In Republican primary politics, the libertarian brand carries cachet, which explains why many of the GOP’s presidential candidates are battling to position themselves as the one true standard-bearer of small government conservatism. But a funny thing is happening on the way to the Republican primaries: The whole notion of small government libertarianism has been hijacked by politicians who often represent the opposite.
Take Lindsey Graham, whose political action committee is staffing up for the South Carolina Republican senator’s possible presidential run. In an interview with an Iowa newspaper earlier this month, Graham said: “Libertarians want smaller government. Count me in. Libertarians want oversight of government programs and making sure that your freedoms are not easily compromised. Count me in.”
Yet, despite that rhetoric, Graham has been one of the most outspoken proponents of mass surveillance. Indeed, in response to news that the National Security Agency has been vacuuming up millions of Americans’ telephone calls, there was no sign of Graham’s purported small government libertarianism.

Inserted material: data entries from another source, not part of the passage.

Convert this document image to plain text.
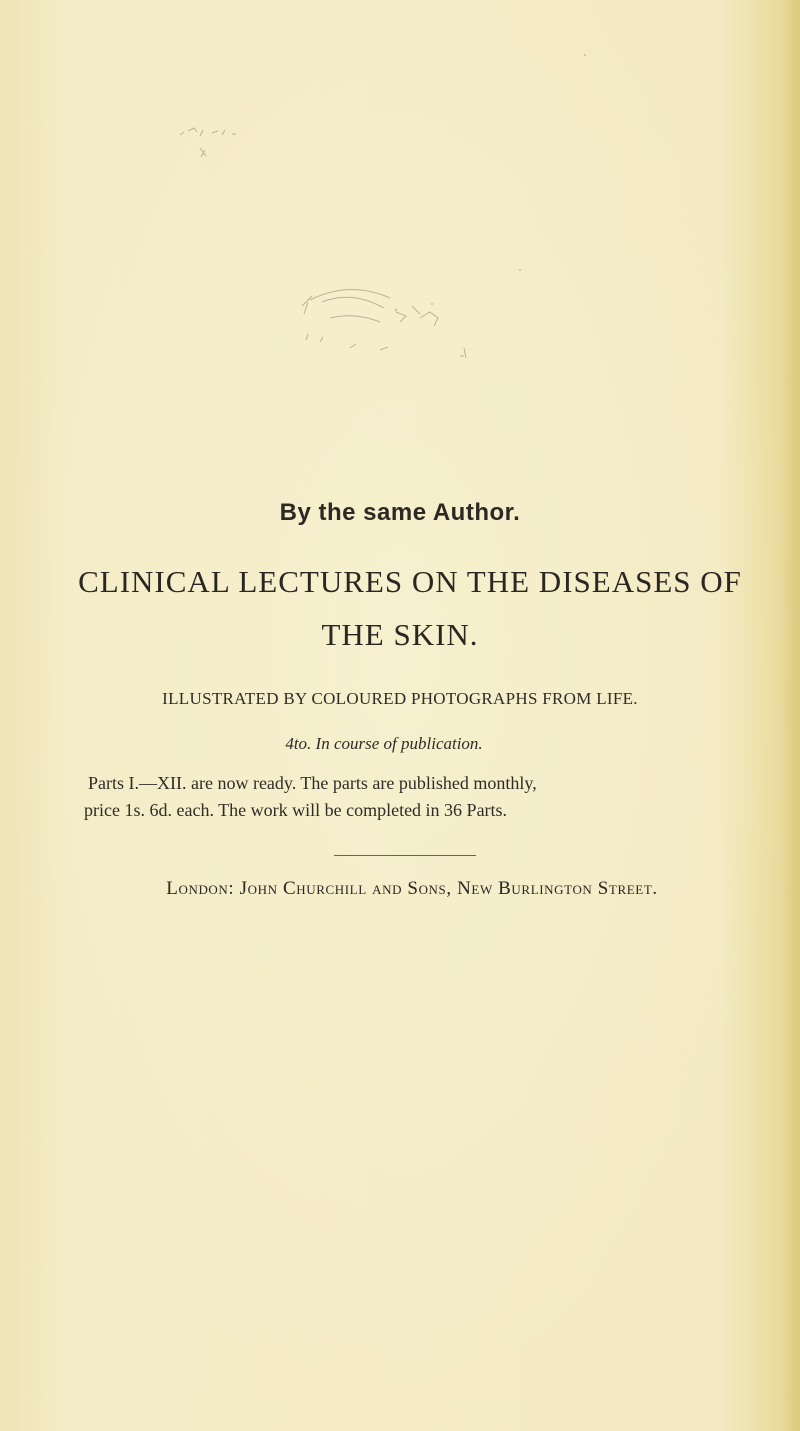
By the same Author.
CLINICAL LECTURES ON THE DISEASES OF
THE SKIN.
ILLUSTRATED BY COLOURED PHOTOGRAPHS FROM LIFE.
4to. In course of publication.
Parts I.—XII. are now ready. The parts are published monthly,
price 1s. 6d. each. The work will be completed in 36 Parts.
London: John Churchill and Sons, New Burlington Street.
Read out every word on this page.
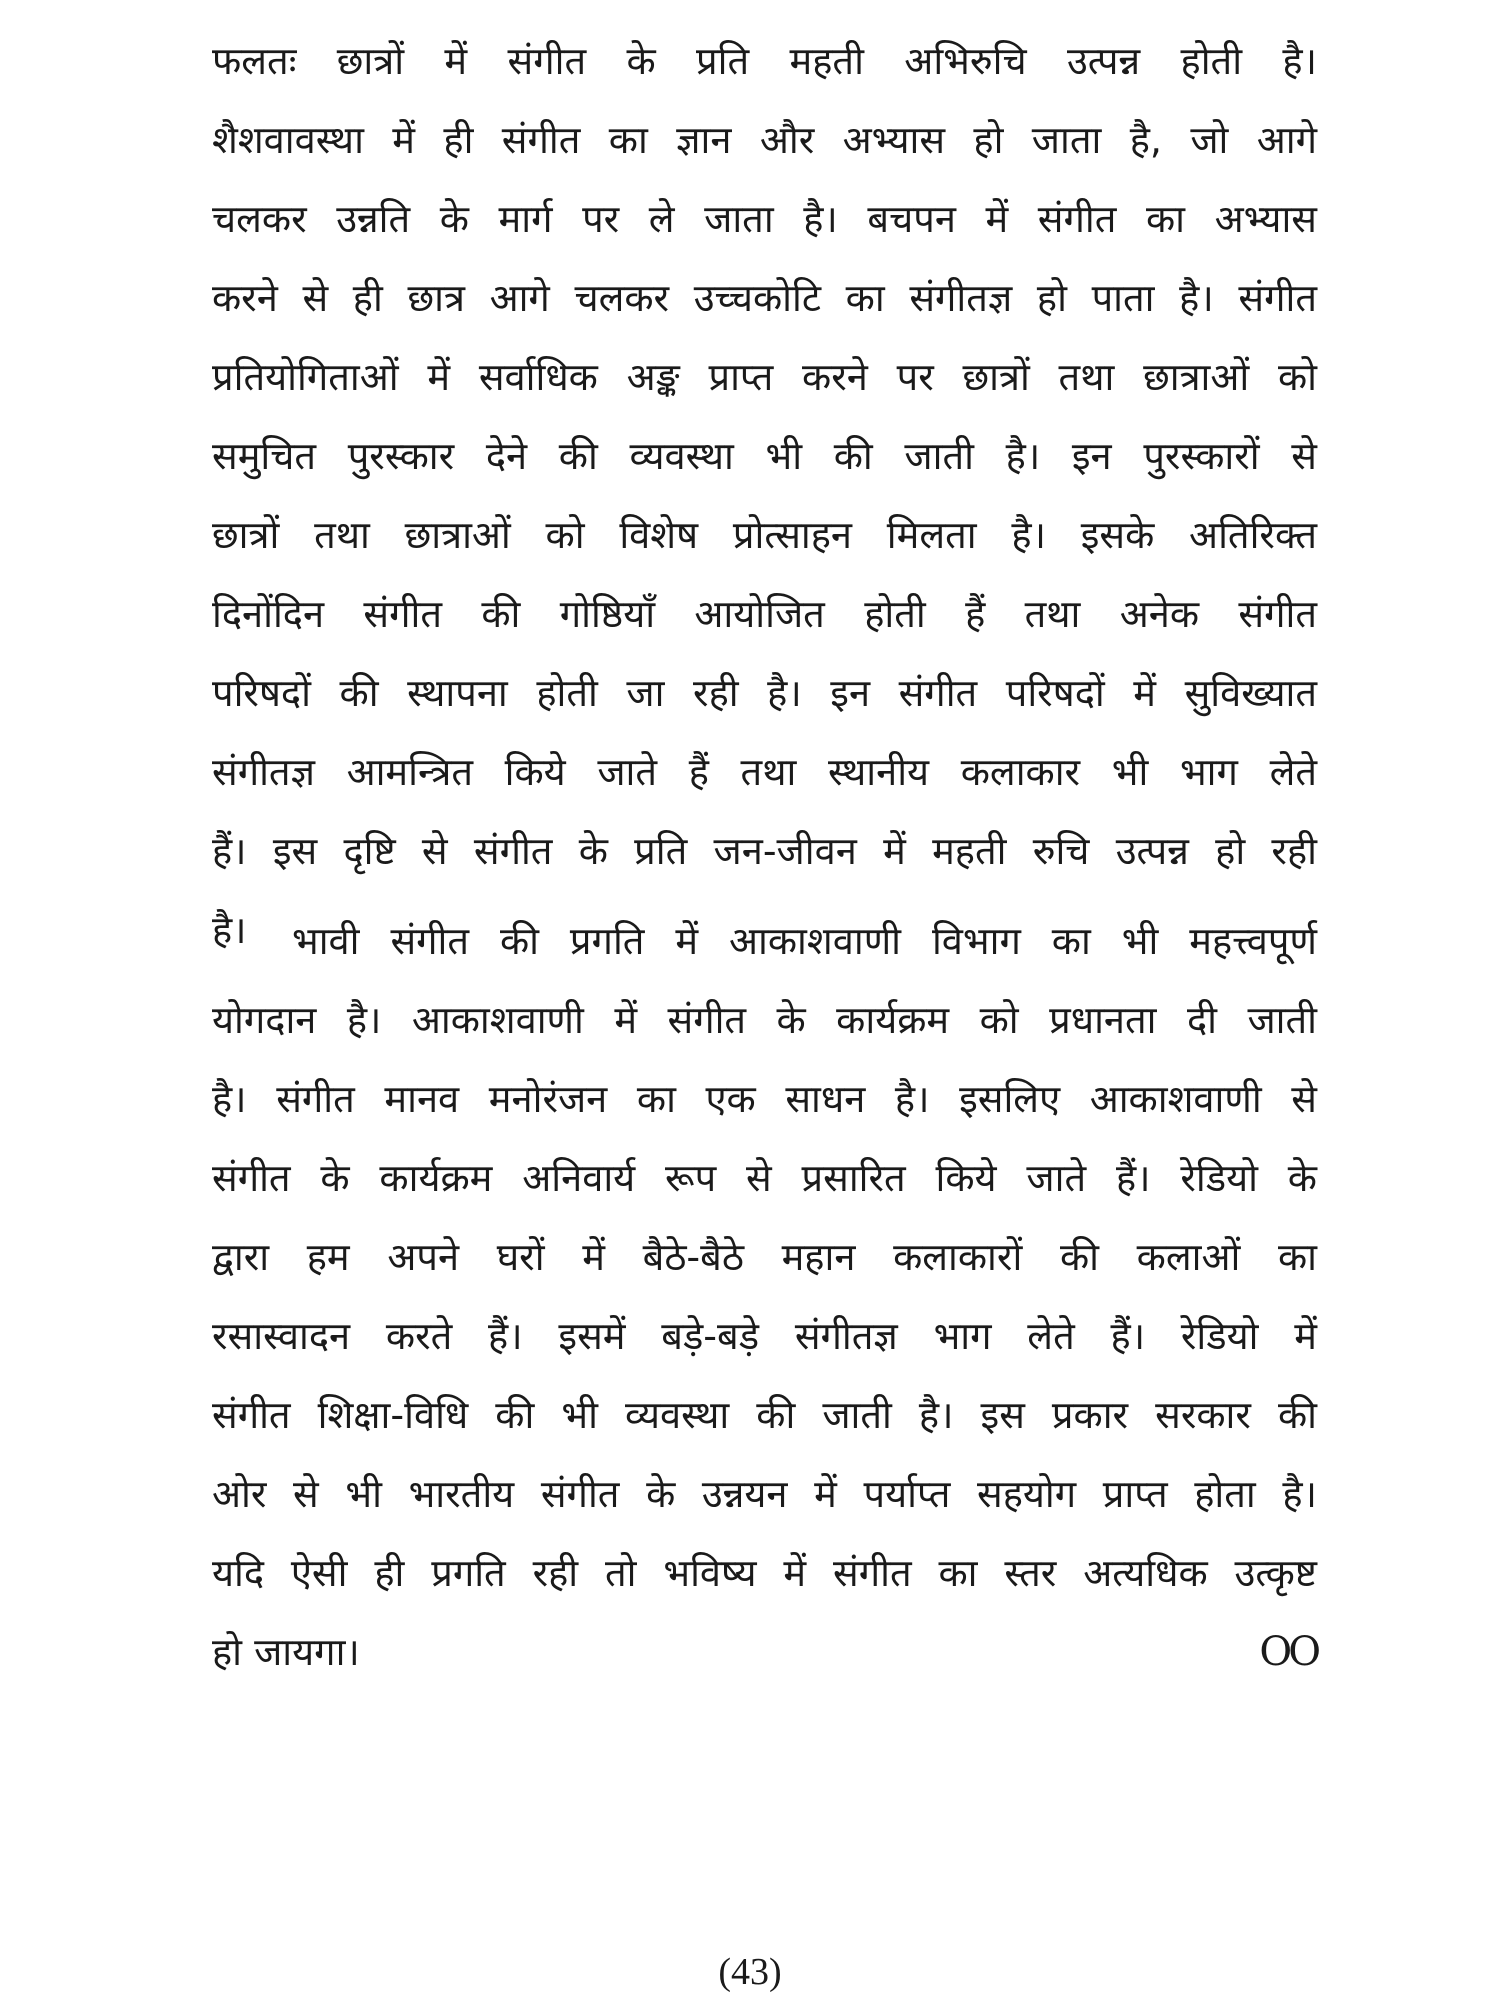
फलतः छात्रों में संगीत के प्रति महती अभिरुचि उत्पन्न होती है।
शैशवावस्था में ही संगीत का ज्ञान और अभ्यास हो जाता है, जो आगे
चलकर उन्नति के मार्ग पर ले जाता है। बचपन में संगीत का अभ्यास
करने से ही छात्र आगे चलकर उच्चकोटि का संगीतज्ञ हो पाता है। संगीत
प्रतियोगिताओं में सर्वाधिक अङ्क प्राप्त करने पर छात्रों तथा छात्राओं को
समुचित पुरस्कार देने की व्यवस्था भी की जाती है। इन पुरस्कारों से
छात्रों तथा छात्राओं को विशेष प्रोत्साहन मिलता है। इसके अतिरिक्त
दिनोंदिन संगीत की गोष्ठियाँ आयोजित होती हैं तथा अनेक संगीत
परिषदों की स्थापना होती जा रही है। इन संगीत परिषदों में सुविख्यात
संगीतज्ञ आमन्त्रित किये जाते हैं तथा स्थानीय कलाकार भी भाग लेते
हैं। इस दृष्टि से संगीत के प्रति जन-जीवन में महती रुचि उत्पन्न हो रही
है।	भावी संगीत की प्रगति में आकाशवाणी विभाग का भी महत्त्वपूर्ण
योगदान है। आकाशवाणी में संगीत के कार्यक्रम को प्रधानता दी जाती
है। संगीत मानव मनोरंजन का एक साधन है। इसलिए आकाशवाणी से
संगीत के कार्यक्रम अनिवार्य रूप से प्रसारित किये जाते हैं। रेडियो के
द्वारा हम अपने घरों में बैठे-बैठे महान कलाकारों की कलाओं का
रसास्वादन करते हैं। इसमें बड़े-बड़े संगीतज्ञ भाग लेते हैं। रेडियो में
संगीत शिक्षा-विधि की भी व्यवस्था की जाती है। इस प्रकार सरकार की
ओर से भी भारतीय संगीत के उन्नयन में पर्याप्त सहयोग प्राप्त होता है।
यदि ऐसी ही प्रगति रही तो भविष्य में संगीत का स्तर अत्यधिक उत्कृष्ट
हो जायगा।	OO
(43)
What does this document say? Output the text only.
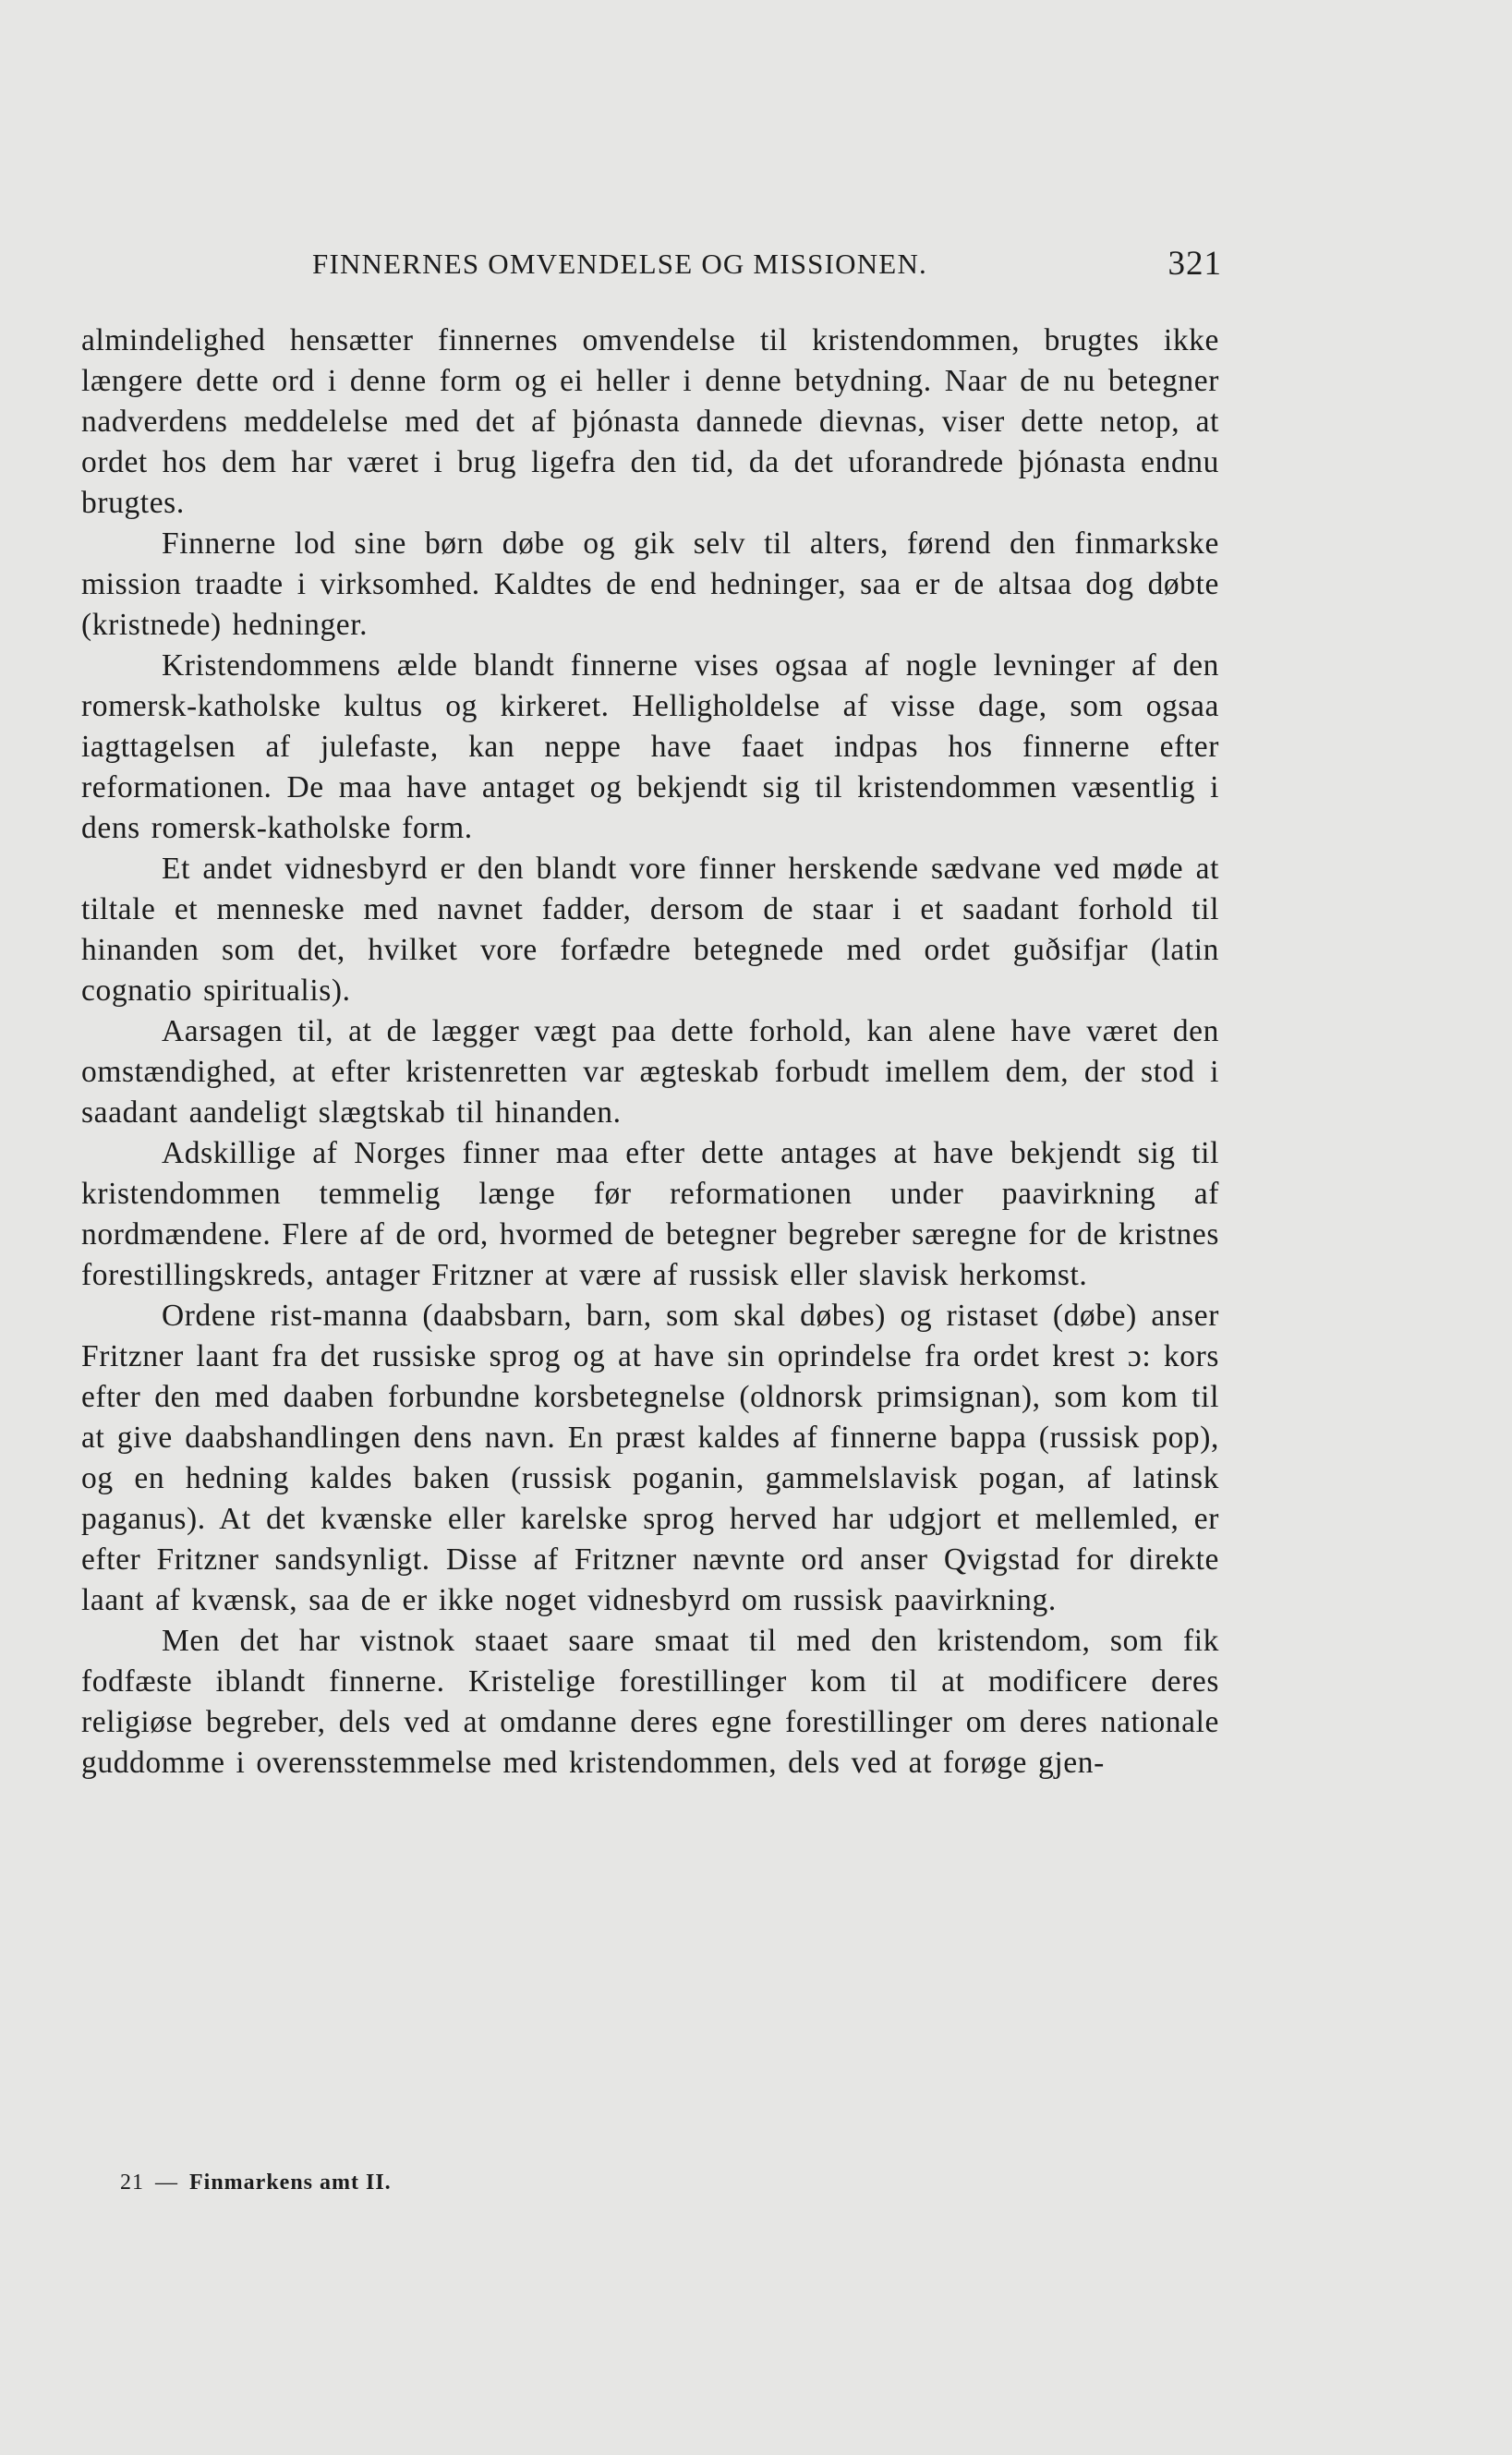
FINNERNES OMVENDELSE OG MISSIONEN.	321

almindelighed hensætter finnernes omvendelse til kristendommen, brugtes ikke længere dette ord i denne form og ei heller i denne betydning. Naar de nu betegner nadverdens meddelelse med det af þjónasta dannede dievnas, viser dette netop, at ordet hos dem har været i brug ligefra den tid, da det uforandrede þjónasta endnu brugtes.

Finnerne lod sine børn døbe og gik selv til alters, førend den finmarkske mission traadte i virksomhed. Kaldtes de end hedninger, saa er de altsaa dog døbte (kristnede) hedninger.

Kristendommens ælde blandt finnerne vises ogsaa af nogle levninger af den romersk-katholske kultus og kirkeret. Helligholdelse af visse dage, som ogsaa iagttagelsen af julefaste, kan neppe have faaet indpas hos finnerne efter reformationen. De maa have antaget og bekjendt sig til kristendommen væsentlig i dens romersk-katholske form.

Et andet vidnesbyrd er den blandt vore finner herskende sædvane ved møde at tiltale et menneske med navnet fadder, dersom de staar i et saadant forhold til hinanden som det, hvilket vore forfædre betegnede med ordet guðsifjar (latin cognatio spiritualis).

Aarsagen til, at de lægger vægt paa dette forhold, kan alene have været den omstændighed, at efter kristenretten var ægteskab forbudt imellem dem, der stod i saadant aandeligt slægtskab til hinanden.

Adskillige af Norges finner maa efter dette antages at have bekjendt sig til kristendommen temmelig længe før reformationen under paavirkning af nordmændene. Flere af de ord, hvormed de betegner begreber særegne for de kristnes forestillingskreds, antager Fritzner at være af russisk eller slavisk herkomst.

Ordene rist-manna (daabsbarn, barn, som skal døbes) og ristaset (døbe) anser Fritzner laant fra det russiske sprog og at have sin oprindelse fra ordet krest ɔ: kors efter den med daaben forbundne korsbetegnelse (oldnorsk primsignan), som kom til at give daabshandlingen dens navn. En præst kaldes af finnerne bappa (russisk pop), og en hedning kaldes baken (russisk poganin, gammelslavisk pogan, af latinsk paganus). At det kvænske eller karelske sprog herved har udgjort et mellemled, er efter Fritzner sandsynligt. Disse af Fritzner nævnte ord anser Qvigstad for direkte laant af kvænsk, saa de er ikke noget vidnesbyrd om russisk paavirkning.

Men det har vistnok staaet saare smaat til med den kristendom, som fik fodfæste iblandt finnerne. Kristelige forestillinger kom til at modificere deres religiøse begreber, dels ved at omdanne deres egne forestillinger om deres nationale guddomme i overensstemmelse med kristendommen, dels ved at forøge gjen-

21 — Finmarkens amt II.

Instead, he said in 2013, “I’m glad that activity is going on” and declared, “I’m sure we should be doing this.”
Similarly, Texas Republican Senator Ted Cruz has reportedly raised millions for his presidential bid, after launching his campaign on a promise of smaller government.
What Cruz doesn’t say in his speeches railing on “unelected bureaucrats” is that he has spent much of his professional life as an unelected government employee, first as an appointee in George W. Bush’s administration, then as an appointee in Texas’ state government. Also unmentioned in Cruz’s announcement speech at Liberty University was data showing that the conservative school has received one of the largest amounts of government Pell Grant funding of any nonprofit university in America, according to the Huffington Post. That fact can be described with a lot of words, but “libertarian” probably isn’t one of them.
Then there is Kentucky Republican Sen. Rand Paul, the candidate who most openly embraces the libertarian brand.
As a senator, he more than others has strayed from GOP orthodoxy and taken some genuinely strong libertarian positions — most notably against the ongoing drug war, surveillance and the militarization of America’s domestic police force. He has also tried to foment a discussion about the taboo topic of government subsidies to corporations. In January, he said that “we will not cut one penny from the safety net until we’ve cut every penny from corporate welfare” and last month he said that if elected president, he’d slash business subsidies “so I don’t have to cut the Social Security of someone who lives on Social Security.”
However, Paul’s pledges about corporate welfare apparently do not extend to the Pentagon, which has often been a big repository of such welfare for defense contractors. As Time reported in March, “Just weeks before announcing his 2016 presidential bid … Paul is completing an about-face on a longstanding pledge to curb the growth in defense spending.” The magazine noted that he introduced legislation “calling for a nearly $190 billion infusion to the defense budget over the next two years — a roughly 16 percent increase.”
Additionally, Paul is anti-choice on the abortion issue. That’s right, for all of his anti-big-government rhetoric, he supports using the power of huge government to ban women from making their own choices about whether or not to terminate pregnancies.
While few believe across-the-board libertarianism is a pragmatic governing strategy, some of that ideology’s core tenets — like respect for privacy and civil liberties — are valuable, constructive ideals. But when the most famous libertarian icons so often contradict themselves, those ideals are undermined. They end up seeming less like the building blocks of a principled belief system and more like talking points propping up a cheap brand — one designed to hide shopworn partisanship.